Layer Normalization is a technique used to normalize the activations of a neural network layer across the features for each individual data sample. Layer Normalization normalizes the activations across features for each data sample independently. The mean and variance are computed per sample and per feature, ensuring that each feature has zero mean and unit variance. The normalized output is then scaled and shifted using learnable parameters, allowing the network to maintain expressiveness while stabilizing the training process.

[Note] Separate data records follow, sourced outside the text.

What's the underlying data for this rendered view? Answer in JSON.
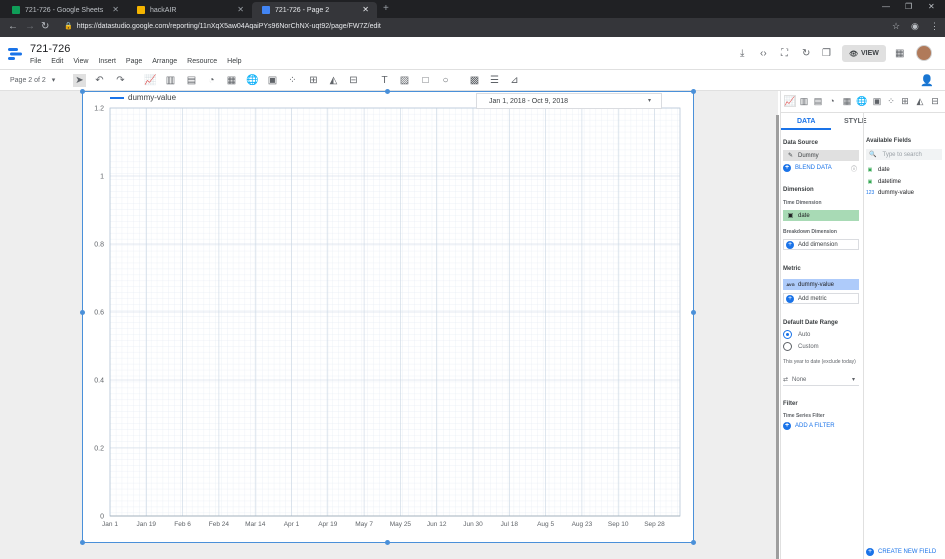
{
  "browser": {
    "tabs": [
      {
        "label": "721-726 - Google Sheets",
        "favcolor": "#0f9d58",
        "active": false
      },
      {
        "label": "hackAIR",
        "favcolor": "#f4b400",
        "active": false
      },
      {
        "label": "721-726 - Page 2",
        "favcolor": "#4285f4",
        "active": true
      }
    ],
    "new_tab": "+",
    "url": "https://datastudio.google.com/reporting/11nXqX5aw04AqaiPYs96NorChNX-uqt92/page/FW7Z/edit"
  },
  "app": {
    "title": "721-726",
    "menu": [
      "File",
      "Edit",
      "View",
      "Insert",
      "Page",
      "Arrange",
      "Resource",
      "Help"
    ],
    "view_button": "VIEW"
  },
  "toolbar": {
    "page_selector": "Page 2 of 2"
  },
  "chart": {
    "legend": "dummy-value",
    "date_range": "Jan 1, 2018 - Oct 9, 2018"
  },
  "chart_data": {
    "type": "line",
    "series": [
      {
        "name": "dummy-value",
        "values": []
      }
    ],
    "x_ticks": [
      "Jan 1",
      "Jan 19",
      "Feb 6",
      "Feb 24",
      "Mar 14",
      "Apr 1",
      "Apr 19",
      "May 7",
      "May 25",
      "Jun 12",
      "Jun 30",
      "Jul 18",
      "Aug 5",
      "Aug 23",
      "Sep 10",
      "Sep 28"
    ],
    "y_ticks": [
      "0",
      "0.2",
      "0.4",
      "0.6",
      "0.8",
      "1",
      "1.2"
    ],
    "ylim": [
      0,
      1.2
    ],
    "grid": true,
    "legend_position": "top-left",
    "line_color": "#1a73e8"
  },
  "panel": {
    "tabs": {
      "data": "DATA",
      "style": "STYLE"
    },
    "data_source_label": "Data Source",
    "data_source": "Dummy",
    "blend_data": "BLEND DATA",
    "dimension_label": "Dimension",
    "time_dimension_label": "Time Dimension",
    "time_dimension": "date",
    "breakdown_label": "Breakdown Dimension",
    "add_dimension": "Add dimension",
    "metric_label": "Metric",
    "metric_agg": "AVG",
    "metric": "dummy-value",
    "add_metric": "Add metric",
    "date_range_label": "Default Date Range",
    "auto": "Auto",
    "custom": "Custom",
    "date_note": "This year to date (exclude today)",
    "comparison": "None",
    "filter_label": "Filter",
    "ts_filter_label": "Time Series Filter",
    "add_filter": "ADD A FILTER",
    "available_label": "Available Fields",
    "search_placeholder": "Type to search",
    "fields": [
      {
        "name": "date",
        "type": "date"
      },
      {
        "name": "datetime",
        "type": "date"
      },
      {
        "name": "dummy-value",
        "type": "123"
      }
    ],
    "create_field": "CREATE NEW FIELD"
  }
}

The key equations used in Layer Normalization are as follows:

## 1. Mean Calculation

For a given layer with input features $x_i$, the mean $\mu$ of the features is computed as:

$$
\mu = \frac{1}{H} \sum_{i=1}^{H} x_i
$$

where:
- $H$ is the number of features in the layer.
- $x_i$ is the $i$-th feature of the input.

## 2. Variance Calculation

The variance $\sigma^2$ of the features is calculated as:

$$
\sigma^2 = \frac{1}{H} \sum_{i=1}^{H} (x_i - \mu)^2
$$

where:
- $\sigma^2$ is the variance of the features.

## 3. Normalization

The normalized output $\hat{x}_i$ for each feature $x_i$ is given by:

$$
\hat{x}_i = \frac{x_i - \mu}{\sqrt{\sigma^2 + \epsilon}}
$$

where:
- $\mu$ is the mean of the features.
- $\sigma^2$ is the variance of the features.
- $\epsilon$ is a small constant added for numerical stability (e.g., $\epsilon = 1 \times 10^{-5}$).

## 4. Scaling and Shifting

After normalization, the output is scaled and shifted using learnable parameters $\gamma$ and $\beta$:

$$
y_i = \gamma \hat{x}_i + \beta
$$

where:
- $\gamma$ is the scale parameter.
- $\beta$ is the shift parameter.
- $\hat{x}_i$ is the normalized feature.